Large scale simulation of wireless technologies for connected vehicles

The recent events related to pedestrians killed by self-driving cars have driven the attention to the risks and potentialities of the new automotive technologies and to the relative ethic and legal issues.

However, it is by now clear that an autonomous vehicle is safer and more efficient than a human-driven car, since it has no reaction time and it can instantaneously brake, thus also increasing the road capacity and the traffic efficiency.

But actual on-board sensors, even if advanced, neither allow to see around the corner, nor to alert the other road users of potential risks.
In this context, international associations are moving to understand the impact of connectivity on board of future vehicles: the 5G Automotive Association (5GAA) pushes the 5th generation cellular systems (Cellular-V2X) to easy the communication among the different road users (vehicles, pedestrians, bikes, infrastructures) whereas the Car-to-Car Consortium claims that a largely tested and consolidated technology such as Wi-Fi for mobility (ITS G5 in EU and IEEE 802.11p in US) could be the starting point for future vehicular communications.

In this highly competitive scenario, it is of increasing importance to have a powerful evaluation tool able to estimate and compare the performance of the different wireless access technologies in safety and non-safety scenarios.
Hence, the researchers of CNR-IEIIT have developed an open simulation tool ( able to simulate the exchange of messages between vehicles and between vehicles and infrastructures in realistic urban and not-urban environments.
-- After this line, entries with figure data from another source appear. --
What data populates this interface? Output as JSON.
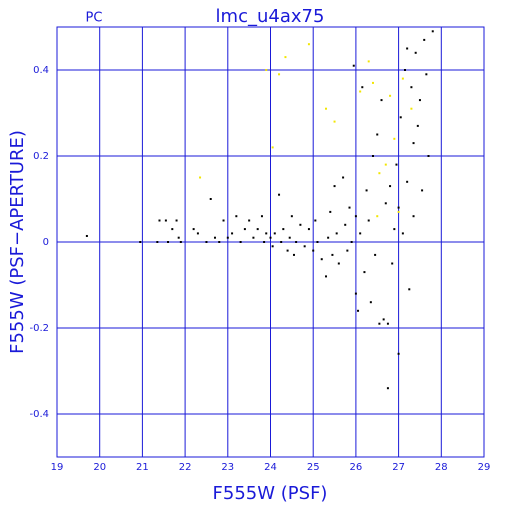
{
  "chart_data": {
    "type": "scatter",
    "title": "lmc_u4ax75",
    "subtitle": "PC",
    "x_label": "F555W (PSF)",
    "y_label": "F555W (PSF−APERTURE)",
    "xlim": [
      19,
      29
    ],
    "ylim": [
      -0.5,
      0.5
    ],
    "xticks": [
      19,
      20,
      21,
      22,
      23,
      24,
      25,
      26,
      27,
      28,
      29
    ],
    "yticks": [
      -0.4,
      -0.2,
      0,
      0.2,
      0.4
    ],
    "grid": true,
    "grid_color": "#1a1ad8",
    "series": [
      {
        "color": "#000000",
        "x": [
          19.7,
          20.95,
          21.35,
          21.4,
          21.55,
          21.6,
          21.7,
          21.8,
          21.85,
          21.9,
          22.2,
          22.3,
          22.5,
          22.6,
          22.7,
          22.8,
          22.9,
          23.0,
          23.1,
          23.2,
          23.3,
          23.4,
          23.5,
          23.6,
          23.7,
          23.8,
          23.85,
          23.9,
          24.0,
          24.05,
          24.1,
          24.2,
          24.25,
          24.3,
          24.4,
          24.45,
          24.5,
          24.55,
          24.6,
          24.7,
          24.8,
          24.9,
          25.0,
          25.05,
          25.1,
          25.2,
          25.3,
          25.35,
          25.4,
          25.45,
          25.5,
          25.55,
          25.6,
          25.7,
          25.75,
          25.8,
          25.85,
          25.9,
          25.95,
          26.0,
          26.0,
          26.05,
          26.1,
          26.15,
          26.2,
          26.25,
          26.3,
          26.35,
          26.4,
          26.45,
          26.5,
          26.55,
          26.6,
          26.65,
          26.7,
          26.75,
          26.8,
          26.85,
          26.9,
          26.95,
          27.0,
          27.0,
          27.05,
          27.1,
          27.15,
          27.2,
          27.25,
          27.3,
          27.35,
          27.4,
          27.45,
          27.5,
          27.55,
          27.6,
          27.65,
          27.7,
          27.8,
          26.75,
          27.2,
          27.35
        ],
        "y": [
          0.014,
          0.0,
          0.0,
          0.05,
          0.05,
          0.0,
          0.03,
          0.05,
          0.01,
          0.0,
          0.03,
          0.02,
          0.0,
          0.1,
          0.01,
          0.0,
          0.05,
          0.01,
          0.02,
          0.06,
          0.0,
          0.03,
          0.05,
          0.01,
          0.03,
          0.06,
          0.0,
          0.02,
          0.01,
          -0.01,
          0.02,
          0.11,
          0.0,
          0.03,
          -0.02,
          0.01,
          0.06,
          -0.03,
          0.0,
          0.04,
          -0.01,
          0.03,
          -0.02,
          0.05,
          0.0,
          -0.04,
          -0.08,
          0.01,
          0.07,
          -0.03,
          0.13,
          0.02,
          -0.05,
          0.15,
          0.04,
          -0.02,
          0.08,
          0.0,
          0.41,
          -0.12,
          0.06,
          -0.16,
          0.02,
          0.36,
          -0.07,
          0.12,
          0.05,
          -0.14,
          0.2,
          -0.03,
          0.25,
          -0.19,
          0.33,
          -0.18,
          0.09,
          -0.19,
          0.13,
          -0.05,
          0.03,
          0.18,
          -0.26,
          0.08,
          0.29,
          0.02,
          0.4,
          0.14,
          -0.11,
          0.36,
          0.06,
          0.44,
          0.27,
          0.33,
          0.12,
          0.47,
          0.39,
          0.2,
          0.49,
          -0.34,
          0.45,
          0.23
        ]
      },
      {
        "color": "#f2e600",
        "x": [
          22.35,
          23.9,
          24.05,
          24.2,
          24.35,
          24.9,
          25.3,
          25.5,
          26.1,
          26.3,
          26.4,
          26.55,
          26.7,
          26.8,
          26.9,
          27.0,
          27.1,
          27.3,
          26.5
        ],
        "y": [
          0.15,
          0.4,
          0.22,
          0.39,
          0.43,
          0.46,
          0.31,
          0.28,
          0.35,
          0.42,
          0.37,
          0.16,
          0.18,
          0.34,
          0.24,
          0.07,
          0.38,
          0.31,
          0.06
        ]
      }
    ]
  }
}
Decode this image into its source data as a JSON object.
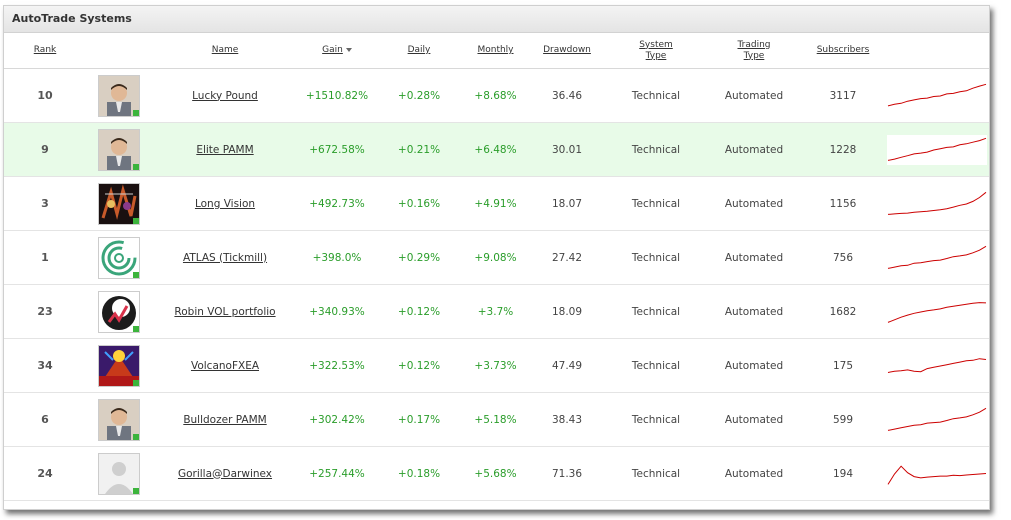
{
  "panel": {
    "title": "AutoTrade Systems"
  },
  "columns": {
    "rank": "Rank",
    "name": "Name",
    "gain": "Gain",
    "daily": "Daily",
    "monthly": "Monthly",
    "drawdown": "Drawdown",
    "system_type_1": "System",
    "system_type_2": "Type",
    "trading_type_1": "Trading",
    "trading_type_2": "Type",
    "subscribers": "Subscribers"
  },
  "rows": [
    {
      "rank": "10",
      "avatar": "person",
      "name": "Lucky Pound",
      "gain": "+1510.82%",
      "daily": "+0.28%",
      "monthly": "+8.68%",
      "drawdown": "36.46",
      "system_type": "Technical",
      "trading_type": "Automated",
      "subscribers": "3117",
      "trend": [
        0.12,
        0.18,
        0.22,
        0.3,
        0.35,
        0.4,
        0.42,
        0.48,
        0.5,
        0.58,
        0.6,
        0.66,
        0.7,
        0.8,
        0.88,
        0.95
      ]
    },
    {
      "rank": "9",
      "avatar": "person",
      "name": "Elite PAMM",
      "gain": "+672.58%",
      "daily": "+0.21%",
      "monthly": "+6.48%",
      "drawdown": "30.01",
      "system_type": "Technical",
      "trading_type": "Automated",
      "subscribers": "1228",
      "trend": [
        0.1,
        0.15,
        0.22,
        0.28,
        0.35,
        0.38,
        0.42,
        0.5,
        0.55,
        0.6,
        0.62,
        0.7,
        0.74,
        0.8,
        0.86,
        0.95
      ]
    },
    {
      "rank": "3",
      "avatar": "art",
      "name": "Long Vision",
      "gain": "+492.73%",
      "daily": "+0.16%",
      "monthly": "+4.91%",
      "drawdown": "18.07",
      "system_type": "Technical",
      "trading_type": "Automated",
      "subscribers": "1156",
      "trend": [
        0.1,
        0.12,
        0.14,
        0.15,
        0.18,
        0.2,
        0.22,
        0.25,
        0.28,
        0.32,
        0.38,
        0.45,
        0.5,
        0.6,
        0.75,
        0.95
      ]
    },
    {
      "rank": "1",
      "avatar": "atlas",
      "name": "ATLAS (Tickmill)",
      "gain": "+398.0%",
      "daily": "+0.29%",
      "monthly": "+9.08%",
      "drawdown": "27.42",
      "system_type": "Technical",
      "trading_type": "Automated",
      "subscribers": "756",
      "trend": [
        0.1,
        0.15,
        0.2,
        0.22,
        0.3,
        0.32,
        0.36,
        0.4,
        0.42,
        0.48,
        0.55,
        0.58,
        0.62,
        0.7,
        0.8,
        0.95
      ]
    },
    {
      "rank": "23",
      "avatar": "robin",
      "name": "Robin VOL portfolio",
      "gain": "+340.93%",
      "daily": "+0.12%",
      "monthly": "+3.7%",
      "drawdown": "18.09",
      "system_type": "Technical",
      "trading_type": "Automated",
      "subscribers": "1682",
      "trend": [
        0.1,
        0.2,
        0.3,
        0.38,
        0.45,
        0.5,
        0.55,
        0.58,
        0.62,
        0.68,
        0.72,
        0.76,
        0.8,
        0.84,
        0.86,
        0.85
      ]
    },
    {
      "rank": "34",
      "avatar": "volcan",
      "name": "VolcanoFXEA",
      "gain": "+322.53%",
      "daily": "+0.12%",
      "monthly": "+3.73%",
      "drawdown": "47.49",
      "system_type": "Technical",
      "trading_type": "Automated",
      "subscribers": "175",
      "trend": [
        0.25,
        0.3,
        0.32,
        0.35,
        0.3,
        0.28,
        0.4,
        0.45,
        0.5,
        0.55,
        0.6,
        0.65,
        0.7,
        0.72,
        0.78,
        0.75
      ]
    },
    {
      "rank": "6",
      "avatar": "person",
      "name": "Bulldozer PAMM",
      "gain": "+302.42%",
      "daily": "+0.17%",
      "monthly": "+5.18%",
      "drawdown": "38.43",
      "system_type": "Technical",
      "trading_type": "Automated",
      "subscribers": "599",
      "trend": [
        0.1,
        0.15,
        0.2,
        0.25,
        0.3,
        0.32,
        0.38,
        0.4,
        0.42,
        0.48,
        0.55,
        0.58,
        0.62,
        0.7,
        0.8,
        0.95
      ]
    },
    {
      "rank": "24",
      "avatar": "blank",
      "name": "Gorilla@Darwinex",
      "gain": "+257.44%",
      "daily": "+0.18%",
      "monthly": "+5.68%",
      "drawdown": "71.36",
      "system_type": "Technical",
      "trading_type": "Automated",
      "subscribers": "194",
      "trend": [
        0.1,
        0.5,
        0.8,
        0.55,
        0.4,
        0.35,
        0.38,
        0.4,
        0.42,
        0.42,
        0.45,
        0.44,
        0.46,
        0.48,
        0.5,
        0.52
      ]
    }
  ],
  "colors": {
    "gain": "#2a9d2a",
    "spark": "#cc0000",
    "highlight": "#e8fbe8"
  },
  "sort": {
    "column": "gain",
    "direction": "desc"
  }
}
Depending on how many and how frequently messages are exchanged, vehicles change their awareness of the surrounding scenario and exploit it to cooperatively share also intentions, improving the efficiency and the safety of the transport system.

The tool is open and available for both the scientific and industrial communities that aim at testing the behavior of the different technologies toward different vehicular applications.